Mogę napisać prawdziwie zaczęliśmy, bo od kiedy Adaś zaczął uczęszczać do szkoły, słowo wakacje innego nabierają znaczenia :)
Gdyby nie pani Ewelina, która jest przy Adasiu w szkole cały czas, czas aklimatyzacji nie byłyby dla nikogo z nas spokojny...i dziękować po stokroć, że los postawił na naszej drodze Ewelinę!
W poniedziałek 24 sierpnia wyruszyliśmy pod namiot. Pod gwiazdami, w śpiewie ptaków i porannej rosy, nie zamienimy tego na żaden luksus!
wakacje pod namiotem w zeszłym roku |
wakacje pod namiotem 2017 |
Powiększyły się nasze zbiory muszelek. Może ten wielki dzban, jak na kilka lat zbierania, nie jest duży ale wszystkie okazy zbieraliśmy sami. Multum wspomnień w kielichu.

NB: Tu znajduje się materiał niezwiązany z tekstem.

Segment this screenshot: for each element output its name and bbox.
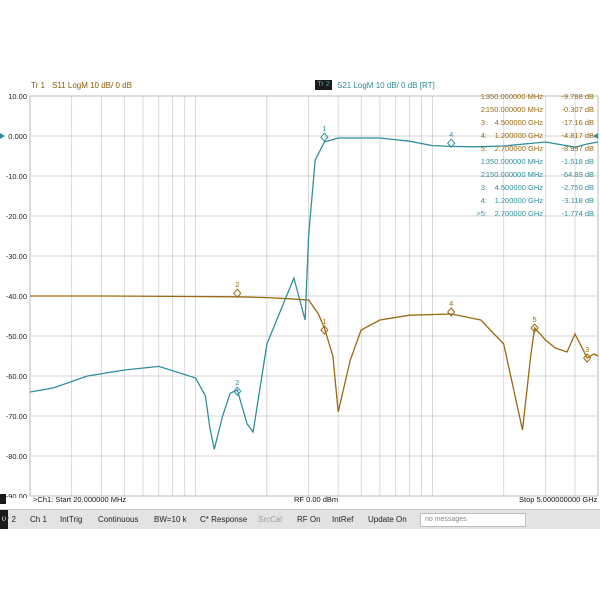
marker-label: 1: [322, 124, 326, 133]
status-bandwidth[interactable]: BW=10 k: [154, 515, 187, 524]
readout-id: 3:: [481, 183, 487, 192]
status-channel[interactable]: Ch 1: [30, 515, 47, 524]
marker-label: 4: [449, 130, 453, 139]
trace-chart[interactable]: 10.00 0.000 -10.00 -20.00 -30.00 -40.00 -50.00…: [0, 88, 600, 498]
status-trigger[interactable]: IntTrig: [60, 515, 82, 524]
marker-label: 5: [533, 315, 537, 324]
reference-left-icon: [0, 133, 5, 139]
status-update[interactable]: Update On: [368, 515, 407, 524]
y-tick-label: -20.00: [6, 212, 27, 221]
marker-label: 4: [449, 299, 453, 308]
status-rf-power[interactable]: RF On: [297, 515, 321, 524]
frequency-axis-bar: >Ch1: Start 20.000000 MHz RF 0.00 dBm St…: [0, 494, 600, 504]
readout-frequency: 4.500000 GHz: [495, 183, 544, 192]
status-active-trace[interactable]: Tr 2: [2, 515, 16, 524]
readout-frequency: 2.700000 GHz: [495, 144, 544, 153]
readout-id: 5:: [481, 144, 487, 153]
readout-value: -4.817 dB: [561, 131, 594, 140]
marker-label: 2: [235, 378, 239, 387]
source-power[interactable]: RF 0.00 dBm: [294, 495, 338, 504]
stop-frequency[interactable]: Stop 5.000000000 GHz: [519, 495, 597, 504]
y-tick-label: 10.00: [8, 92, 27, 101]
y-tick-label: -30.00: [6, 252, 27, 261]
readout-id: >5:: [476, 209, 487, 218]
readout-frequency: 350.000000 MHz: [486, 92, 543, 101]
readout-frequency: 150.000000 MHz: [486, 105, 543, 114]
readout-value: -1.774 dB: [561, 209, 594, 218]
y-tick-label: -70.00: [6, 412, 27, 421]
readout-value: -9.788 dB: [561, 92, 594, 101]
y-tick-label: -10.00: [6, 172, 27, 181]
readout-frequency: 150.000000 MHz: [486, 170, 543, 179]
start-frequency[interactable]: >Ch1: Start 20.000000 MHz: [33, 495, 126, 504]
status-correction[interactable]: C* Response: [200, 515, 247, 524]
y-tick-label: -40.00: [6, 292, 27, 301]
readout-value: -17.16 dB: [561, 118, 594, 127]
readout-value: -2.750 dB: [561, 183, 594, 192]
y-tick-label: -80.00: [6, 452, 27, 461]
y-tick-label: -60.00: [6, 372, 27, 381]
readout-id: 3:: [481, 118, 487, 127]
readout-id: 4:: [481, 196, 487, 205]
y-tick-label: 0.000: [8, 132, 27, 141]
readout-frequency: 4.500000 GHz: [495, 118, 544, 127]
readout-value: -8.997 dB: [561, 144, 594, 153]
readout-id: 4:: [481, 131, 487, 140]
status-bar: 0 Tr 2 Ch 1 IntTrig Continuous BW=10 k C…: [0, 509, 600, 529]
readout-value: -1.518 dB: [561, 157, 594, 166]
status-sweep-mode[interactable]: Continuous: [98, 515, 138, 524]
status-reference[interactable]: IntRef: [332, 515, 353, 524]
messages-box: no messages: [420, 513, 526, 527]
vna-screen: Tr 1 S11 LogM 10 dB/ 0 dB Tr 2 S21 LogM …: [0, 0, 600, 600]
marker-label: 2: [235, 280, 239, 289]
readout-value: -64.89 dB: [561, 170, 594, 179]
readout-frequency: 1.200000 GHz: [495, 131, 544, 140]
readout-frequency: 350.000000 MHz: [486, 157, 543, 166]
readout-frequency: 1.200000 GHz: [495, 196, 544, 205]
marker-label: 1: [322, 317, 326, 326]
readout-value: -3.118 dB: [562, 196, 594, 205]
y-tick-label: -50.00: [6, 332, 27, 341]
status-source-cal[interactable]: SrcCal: [258, 515, 282, 524]
marker-label: 3: [585, 345, 589, 354]
readout-frequency: 2.700000 GHz: [495, 209, 544, 218]
readout-value: -0.307 dB: [561, 105, 594, 114]
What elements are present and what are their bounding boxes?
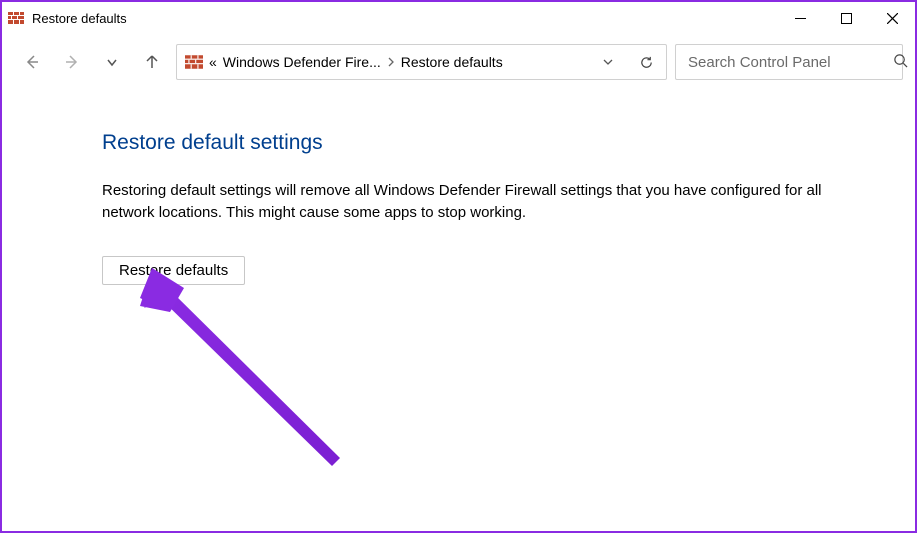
recent-locations-button[interactable] (96, 46, 128, 78)
firewall-icon (8, 10, 24, 26)
search-box[interactable] (675, 44, 903, 80)
minimize-button[interactable] (777, 2, 823, 34)
address-dropdown-button[interactable] (592, 46, 624, 78)
restore-defaults-button[interactable]: Restore defaults (102, 256, 245, 285)
body-text: Restoring default settings will remove a… (102, 180, 842, 224)
forward-button[interactable] (56, 46, 88, 78)
titlebar: Restore defaults (2, 2, 915, 34)
maximize-button[interactable] (823, 2, 869, 34)
refresh-button[interactable] (630, 46, 662, 78)
breadcrumb-parent[interactable]: Windows Defender Fire... (223, 54, 381, 70)
close-button[interactable] (869, 2, 915, 34)
toolbar: « Windows Defender Fire... Restore defau… (2, 34, 915, 90)
search-input[interactable] (688, 54, 887, 71)
page-heading: Restore default settings (102, 128, 855, 158)
window-controls (777, 2, 915, 34)
search-icon[interactable] (893, 53, 908, 71)
address-bar[interactable]: « Windows Defender Fire... Restore defau… (176, 44, 667, 80)
chevron-right-icon (387, 54, 395, 70)
arrow-annotation (140, 268, 360, 491)
up-button[interactable] (136, 46, 168, 78)
firewall-icon (185, 53, 203, 71)
window-title: Restore defaults (32, 11, 127, 26)
breadcrumb-current[interactable]: Restore defaults (401, 54, 503, 70)
content-area: Restore default settings Restoring defau… (2, 90, 915, 285)
back-button[interactable] (16, 46, 48, 78)
breadcrumb-prefix: « (209, 54, 217, 70)
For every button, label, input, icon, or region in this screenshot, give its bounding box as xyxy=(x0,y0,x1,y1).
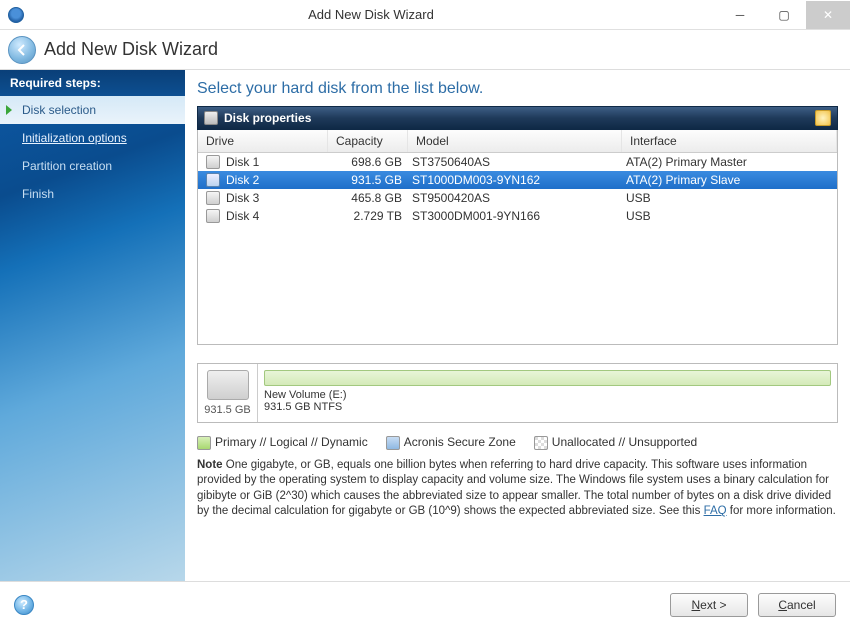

Już tęsknimy za kolejnym wypadem pod namiot ale szykujemy się do kolejnego wyjazdu. Po 3 latach od naszego ostatniego pobytu w Polsce, przyjedziemy do ojczyzny. Z powodu naszego sierpniowego wyjazdu, przełożyliśmy wizyty z lekarzami. Z 11 sierpnia na wrzesień wizytę z onkologiem z Szpitala Uniwersyteckiego w Basildonie, natomiast spotkanie z naszym onkologiem odbędzie się 4 września. Przełożyliśmy również rezonans z 23 sierpnia na 30.
Adaś 10 sierpnia skończy 6 lat. Móc spędzić je z rodziną, na naszych "starych śmieciach" ...czas wzruszeń...
Odczarujemy wiele miejsc, do których marzyliśmy, by wrócić. Wracamy. Jesteśmy dzisiaj najszczęśliwsi!
Wakacje Kołobrzeg 2014 r.(miesiąc przed diagnozą)
Mam nadzieję spotkać w Pile i Chodzieży wiele z Was wspierających Adaśka.
Proszę, jeśli zobaczycie nas gdzieś na spacerze, nie obawiajcie się podejść.